Second -- and more importantly -- Trupanion is expanding its sales and marketing spend dramatically. After backing out stock-based compensation, expenses in this division grew 52% during the quarter to $8.2 million. As the company highlighted on its conference call, this increase is split evenly between spend on leads (the head count of what it calls its "territory partners" and software installed onsite) and conversions (typically, call center investments that get pet owners to sign up).
Finally, the cost of revenue expanded slightly more than the revenue itself. The key culprit here was that expenses for reimbursing vets (in other words, paying out medical claims) grew 27% to $66 million -- slightly outpacing revenue growth.
This is the second quarter in a row where such expenses grew more than expected, but management reiterated that such claims can be lumpy and -- over the long run -- the percentage of "lucky" (those without health problems) and "unlucky" (those with health problems) pets will find their traditional equilibrium. That said, it will be important for investors to watch if this is the case. If claims continue to rise at a faster pace, it's a sign that the company's underwriting is creating a situation where there's more liability for the pets than expected.

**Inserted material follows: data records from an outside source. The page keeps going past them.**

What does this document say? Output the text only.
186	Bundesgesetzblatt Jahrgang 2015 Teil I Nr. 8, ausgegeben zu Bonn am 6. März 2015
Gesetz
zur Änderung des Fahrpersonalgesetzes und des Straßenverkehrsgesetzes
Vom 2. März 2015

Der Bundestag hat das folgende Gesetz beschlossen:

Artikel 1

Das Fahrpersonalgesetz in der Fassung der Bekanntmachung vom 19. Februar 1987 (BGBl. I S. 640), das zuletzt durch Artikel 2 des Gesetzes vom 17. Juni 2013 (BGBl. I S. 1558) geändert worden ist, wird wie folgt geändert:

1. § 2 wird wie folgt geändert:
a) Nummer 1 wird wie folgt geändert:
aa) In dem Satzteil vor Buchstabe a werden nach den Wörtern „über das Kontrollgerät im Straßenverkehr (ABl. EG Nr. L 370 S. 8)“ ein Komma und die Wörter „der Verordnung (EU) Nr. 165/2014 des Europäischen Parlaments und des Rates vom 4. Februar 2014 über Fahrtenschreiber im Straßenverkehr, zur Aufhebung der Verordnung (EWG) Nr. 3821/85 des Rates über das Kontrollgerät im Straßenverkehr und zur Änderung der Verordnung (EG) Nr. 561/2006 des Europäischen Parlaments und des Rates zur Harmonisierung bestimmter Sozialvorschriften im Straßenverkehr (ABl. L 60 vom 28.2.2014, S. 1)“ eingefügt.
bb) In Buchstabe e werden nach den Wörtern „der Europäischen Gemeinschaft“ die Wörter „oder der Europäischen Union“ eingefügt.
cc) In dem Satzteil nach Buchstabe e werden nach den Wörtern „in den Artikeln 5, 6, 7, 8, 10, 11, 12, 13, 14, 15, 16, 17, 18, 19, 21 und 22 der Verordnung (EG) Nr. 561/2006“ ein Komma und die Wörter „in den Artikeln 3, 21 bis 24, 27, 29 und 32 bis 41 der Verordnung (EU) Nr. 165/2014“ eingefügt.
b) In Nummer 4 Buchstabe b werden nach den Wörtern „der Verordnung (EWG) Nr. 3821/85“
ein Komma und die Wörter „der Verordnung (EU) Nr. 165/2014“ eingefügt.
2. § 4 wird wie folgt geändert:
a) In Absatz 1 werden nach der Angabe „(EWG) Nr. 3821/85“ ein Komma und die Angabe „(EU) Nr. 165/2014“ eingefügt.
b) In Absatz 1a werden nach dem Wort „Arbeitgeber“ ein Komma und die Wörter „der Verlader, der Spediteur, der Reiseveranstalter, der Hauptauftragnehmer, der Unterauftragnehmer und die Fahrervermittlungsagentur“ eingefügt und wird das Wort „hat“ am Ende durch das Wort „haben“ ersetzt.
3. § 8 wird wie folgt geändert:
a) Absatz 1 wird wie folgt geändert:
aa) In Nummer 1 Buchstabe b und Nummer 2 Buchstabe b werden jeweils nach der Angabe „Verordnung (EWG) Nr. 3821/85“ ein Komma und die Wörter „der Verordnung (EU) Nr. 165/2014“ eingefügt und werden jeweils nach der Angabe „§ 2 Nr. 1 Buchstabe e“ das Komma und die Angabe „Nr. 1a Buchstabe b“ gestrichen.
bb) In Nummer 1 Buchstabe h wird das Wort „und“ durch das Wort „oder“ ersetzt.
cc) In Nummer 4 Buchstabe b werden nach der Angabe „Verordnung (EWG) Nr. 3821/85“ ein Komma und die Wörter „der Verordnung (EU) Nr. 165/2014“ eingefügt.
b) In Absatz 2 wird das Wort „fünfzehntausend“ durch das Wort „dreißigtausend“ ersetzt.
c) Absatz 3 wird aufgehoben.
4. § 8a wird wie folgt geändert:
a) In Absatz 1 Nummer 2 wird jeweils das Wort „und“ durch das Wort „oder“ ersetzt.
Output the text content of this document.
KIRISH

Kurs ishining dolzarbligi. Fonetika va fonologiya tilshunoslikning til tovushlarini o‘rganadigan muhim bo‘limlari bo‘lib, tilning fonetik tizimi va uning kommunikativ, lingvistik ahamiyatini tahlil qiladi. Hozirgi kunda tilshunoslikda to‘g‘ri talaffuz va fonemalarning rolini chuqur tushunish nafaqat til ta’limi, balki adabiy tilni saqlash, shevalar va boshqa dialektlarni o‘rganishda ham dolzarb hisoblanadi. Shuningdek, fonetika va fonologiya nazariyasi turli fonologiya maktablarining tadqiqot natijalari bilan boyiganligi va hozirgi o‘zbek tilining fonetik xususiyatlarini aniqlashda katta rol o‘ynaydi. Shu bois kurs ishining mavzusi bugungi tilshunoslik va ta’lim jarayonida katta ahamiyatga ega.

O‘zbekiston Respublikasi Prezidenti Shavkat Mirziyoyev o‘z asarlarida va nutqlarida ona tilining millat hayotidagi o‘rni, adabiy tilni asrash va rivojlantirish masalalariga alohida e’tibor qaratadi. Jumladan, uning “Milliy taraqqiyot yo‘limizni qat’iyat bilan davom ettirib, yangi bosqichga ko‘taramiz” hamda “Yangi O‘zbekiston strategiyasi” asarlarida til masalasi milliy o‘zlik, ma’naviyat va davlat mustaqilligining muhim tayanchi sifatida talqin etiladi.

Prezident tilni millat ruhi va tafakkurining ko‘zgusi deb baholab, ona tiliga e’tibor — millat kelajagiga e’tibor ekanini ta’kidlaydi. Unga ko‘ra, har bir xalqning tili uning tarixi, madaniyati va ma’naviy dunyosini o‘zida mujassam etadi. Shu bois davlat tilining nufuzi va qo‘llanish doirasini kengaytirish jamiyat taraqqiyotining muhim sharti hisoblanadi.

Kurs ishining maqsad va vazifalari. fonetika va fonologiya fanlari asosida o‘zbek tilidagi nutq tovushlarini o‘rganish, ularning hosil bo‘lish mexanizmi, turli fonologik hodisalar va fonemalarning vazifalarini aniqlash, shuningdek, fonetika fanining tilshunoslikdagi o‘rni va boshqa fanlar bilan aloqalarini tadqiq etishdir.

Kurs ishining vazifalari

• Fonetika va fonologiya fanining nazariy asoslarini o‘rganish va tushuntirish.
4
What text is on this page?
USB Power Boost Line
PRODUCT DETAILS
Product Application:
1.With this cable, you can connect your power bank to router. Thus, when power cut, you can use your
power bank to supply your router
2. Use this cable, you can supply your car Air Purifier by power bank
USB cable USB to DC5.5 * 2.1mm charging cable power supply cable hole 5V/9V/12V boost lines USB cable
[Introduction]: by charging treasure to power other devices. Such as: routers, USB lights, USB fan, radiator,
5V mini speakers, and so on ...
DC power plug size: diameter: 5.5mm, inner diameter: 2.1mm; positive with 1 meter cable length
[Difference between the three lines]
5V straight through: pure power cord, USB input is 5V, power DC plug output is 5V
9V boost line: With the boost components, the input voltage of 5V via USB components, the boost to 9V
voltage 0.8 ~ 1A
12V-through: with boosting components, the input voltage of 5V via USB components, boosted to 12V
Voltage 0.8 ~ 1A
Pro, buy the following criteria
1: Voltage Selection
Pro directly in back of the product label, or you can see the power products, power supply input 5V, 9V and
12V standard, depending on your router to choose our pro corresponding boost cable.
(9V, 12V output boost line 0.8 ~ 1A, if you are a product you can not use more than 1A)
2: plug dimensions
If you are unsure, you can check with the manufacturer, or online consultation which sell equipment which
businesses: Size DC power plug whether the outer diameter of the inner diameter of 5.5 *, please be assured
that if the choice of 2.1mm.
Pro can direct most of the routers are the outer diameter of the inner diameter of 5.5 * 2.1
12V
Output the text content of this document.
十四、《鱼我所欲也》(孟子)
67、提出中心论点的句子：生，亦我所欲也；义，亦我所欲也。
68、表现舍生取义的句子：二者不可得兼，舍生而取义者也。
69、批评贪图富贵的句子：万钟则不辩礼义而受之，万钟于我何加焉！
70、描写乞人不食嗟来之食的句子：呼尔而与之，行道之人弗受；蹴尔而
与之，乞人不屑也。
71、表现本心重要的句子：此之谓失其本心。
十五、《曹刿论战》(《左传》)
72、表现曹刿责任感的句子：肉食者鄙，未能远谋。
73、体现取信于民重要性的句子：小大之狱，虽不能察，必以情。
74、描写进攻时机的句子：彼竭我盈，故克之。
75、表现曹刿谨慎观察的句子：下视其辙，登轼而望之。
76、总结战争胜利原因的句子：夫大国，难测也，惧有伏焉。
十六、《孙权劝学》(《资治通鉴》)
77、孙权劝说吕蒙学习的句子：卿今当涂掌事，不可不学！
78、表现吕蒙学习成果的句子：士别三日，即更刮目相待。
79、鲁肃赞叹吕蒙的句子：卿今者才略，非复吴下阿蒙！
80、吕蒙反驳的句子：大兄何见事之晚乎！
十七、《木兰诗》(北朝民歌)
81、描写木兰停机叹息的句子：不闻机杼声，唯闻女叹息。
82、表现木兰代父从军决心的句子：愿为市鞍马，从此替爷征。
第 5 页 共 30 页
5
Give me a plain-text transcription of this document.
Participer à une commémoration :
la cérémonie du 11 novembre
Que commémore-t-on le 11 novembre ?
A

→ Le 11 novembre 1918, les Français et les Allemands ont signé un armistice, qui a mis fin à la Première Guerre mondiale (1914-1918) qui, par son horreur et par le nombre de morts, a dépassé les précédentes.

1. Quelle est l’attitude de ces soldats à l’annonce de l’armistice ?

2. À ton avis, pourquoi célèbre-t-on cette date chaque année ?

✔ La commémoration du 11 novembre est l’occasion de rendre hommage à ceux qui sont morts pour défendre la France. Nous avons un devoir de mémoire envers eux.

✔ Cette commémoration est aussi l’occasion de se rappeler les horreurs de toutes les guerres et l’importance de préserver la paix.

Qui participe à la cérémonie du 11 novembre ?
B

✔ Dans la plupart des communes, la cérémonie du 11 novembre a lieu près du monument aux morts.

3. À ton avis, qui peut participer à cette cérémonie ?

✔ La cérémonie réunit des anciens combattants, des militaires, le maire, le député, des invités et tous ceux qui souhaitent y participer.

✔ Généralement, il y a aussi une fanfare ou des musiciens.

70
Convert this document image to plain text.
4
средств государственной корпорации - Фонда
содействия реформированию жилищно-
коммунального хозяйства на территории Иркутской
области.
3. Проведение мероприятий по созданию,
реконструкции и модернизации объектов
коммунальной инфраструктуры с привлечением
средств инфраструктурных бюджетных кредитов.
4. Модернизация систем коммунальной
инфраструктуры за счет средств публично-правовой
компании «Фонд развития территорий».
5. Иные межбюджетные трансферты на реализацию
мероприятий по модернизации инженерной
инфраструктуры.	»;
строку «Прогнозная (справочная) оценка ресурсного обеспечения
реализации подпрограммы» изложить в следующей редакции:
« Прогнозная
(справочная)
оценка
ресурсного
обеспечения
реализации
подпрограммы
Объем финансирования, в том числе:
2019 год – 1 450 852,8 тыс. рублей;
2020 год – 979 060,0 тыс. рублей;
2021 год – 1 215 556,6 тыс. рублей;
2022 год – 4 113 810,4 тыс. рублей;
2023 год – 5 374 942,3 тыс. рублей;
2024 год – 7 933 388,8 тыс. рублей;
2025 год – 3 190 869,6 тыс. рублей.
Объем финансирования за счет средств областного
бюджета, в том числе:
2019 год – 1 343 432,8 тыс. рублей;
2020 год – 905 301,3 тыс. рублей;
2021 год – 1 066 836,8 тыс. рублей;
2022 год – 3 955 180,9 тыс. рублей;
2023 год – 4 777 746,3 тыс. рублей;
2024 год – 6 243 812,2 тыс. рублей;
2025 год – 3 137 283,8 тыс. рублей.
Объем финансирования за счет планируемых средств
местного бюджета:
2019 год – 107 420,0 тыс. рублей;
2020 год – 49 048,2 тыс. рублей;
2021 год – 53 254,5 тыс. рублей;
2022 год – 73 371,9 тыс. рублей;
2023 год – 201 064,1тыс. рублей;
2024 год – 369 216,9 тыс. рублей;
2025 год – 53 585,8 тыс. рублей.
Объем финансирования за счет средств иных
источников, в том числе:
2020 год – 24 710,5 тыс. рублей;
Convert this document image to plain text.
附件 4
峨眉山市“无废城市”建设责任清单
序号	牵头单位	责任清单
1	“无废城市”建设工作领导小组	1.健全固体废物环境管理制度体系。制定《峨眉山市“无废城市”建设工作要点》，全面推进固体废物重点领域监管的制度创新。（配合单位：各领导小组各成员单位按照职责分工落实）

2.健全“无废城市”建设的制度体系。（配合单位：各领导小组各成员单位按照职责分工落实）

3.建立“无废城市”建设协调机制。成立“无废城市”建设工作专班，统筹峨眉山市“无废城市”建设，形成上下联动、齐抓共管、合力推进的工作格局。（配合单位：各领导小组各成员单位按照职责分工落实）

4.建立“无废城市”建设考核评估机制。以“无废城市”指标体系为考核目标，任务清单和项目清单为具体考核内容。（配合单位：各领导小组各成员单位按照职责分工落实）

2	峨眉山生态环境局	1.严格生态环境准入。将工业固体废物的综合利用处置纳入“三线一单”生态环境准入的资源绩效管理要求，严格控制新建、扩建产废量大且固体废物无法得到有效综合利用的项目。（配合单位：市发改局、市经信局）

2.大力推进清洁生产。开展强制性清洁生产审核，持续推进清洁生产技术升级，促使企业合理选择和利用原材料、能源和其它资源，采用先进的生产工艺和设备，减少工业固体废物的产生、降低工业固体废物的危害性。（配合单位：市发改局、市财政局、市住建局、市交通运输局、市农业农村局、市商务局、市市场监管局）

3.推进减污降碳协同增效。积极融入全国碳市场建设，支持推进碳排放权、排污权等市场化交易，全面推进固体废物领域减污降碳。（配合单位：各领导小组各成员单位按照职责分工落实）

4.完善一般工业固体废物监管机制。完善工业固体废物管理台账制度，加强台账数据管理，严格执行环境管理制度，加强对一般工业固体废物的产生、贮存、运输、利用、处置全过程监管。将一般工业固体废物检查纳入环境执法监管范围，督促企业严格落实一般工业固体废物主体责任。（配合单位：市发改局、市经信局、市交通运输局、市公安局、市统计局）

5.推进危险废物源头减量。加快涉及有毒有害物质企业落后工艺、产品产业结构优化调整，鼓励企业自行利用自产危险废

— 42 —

Digging deeper into the company's performance
While the above numbers are helpful to get the picture from 30,000 feet, it's important that investors understand all the dynamics at play. Here are a look at several of the key moving pieces.
|Metric||Q2 2019||Q2 2018||Change|
|Subscription enrolled pets||461,314||401,033||15%|
|Average monthly revenue per pet||$56.63||$53.79||5%|
|Lifetime value per pet||$722||$732||(1%)|
|Pet acquisition costs||$209||$158||32%|
|Monthly retention||98.57%||98.64%||(7 basis points)|
Of all the numbers above, the biggest one of note is the cost of pet acquisitions. Management already highlighted that it was increasing spend somewhat dramatically in this realm last quarter. Again, the spend is being split between creating leads and converting them. Speaking on the conference call, Rawlings stated:
These are hard, multiyear initiatives, and we expect to measure our success in years as opposed to quarters. ... We maintain a long-term perspective. We are building this company for the decades ahead, and we are making additional investments to deepen our competitive moats. ... I've said it before, but it's worth repeating. Execution is hard, and it comes down to people.
In other words, the increased spend won't become notable overnight. Those who invest with the company need to be patient for continual growth and retention improvements.
What else happened during the quarter?
Here are a few more tidbits of note from the quarter:
- The company settled a dispute with the state of Washington over licensure of its territory partners, a subject that was fodder for short-sellers.
- Trupanion also expects to settle an older claim with California regarding how call centers were previously run.
- Non-subscription revenue -- which is provided by Trupanion's underwriting for organizations that provide pet insurance to their employees or members -- grew 52% to $14.5 million.
- Because of all the stock-based compensation over the past year, shares outstanding have increased 12.7% to 34.6 million.
For the rest of the year, management expects continued strong growth. The midpoints of revenue expectations for the third quarter and full year are $97.5 million and $379 million, respectively. If both targets are hit, they would represent 25% year-over-year growth.
But investors should keep an even closer eye on pet acquisition costs, retention rates, and the growth of payments to vets, as these could be the true harbingers of the company's fate over the long run.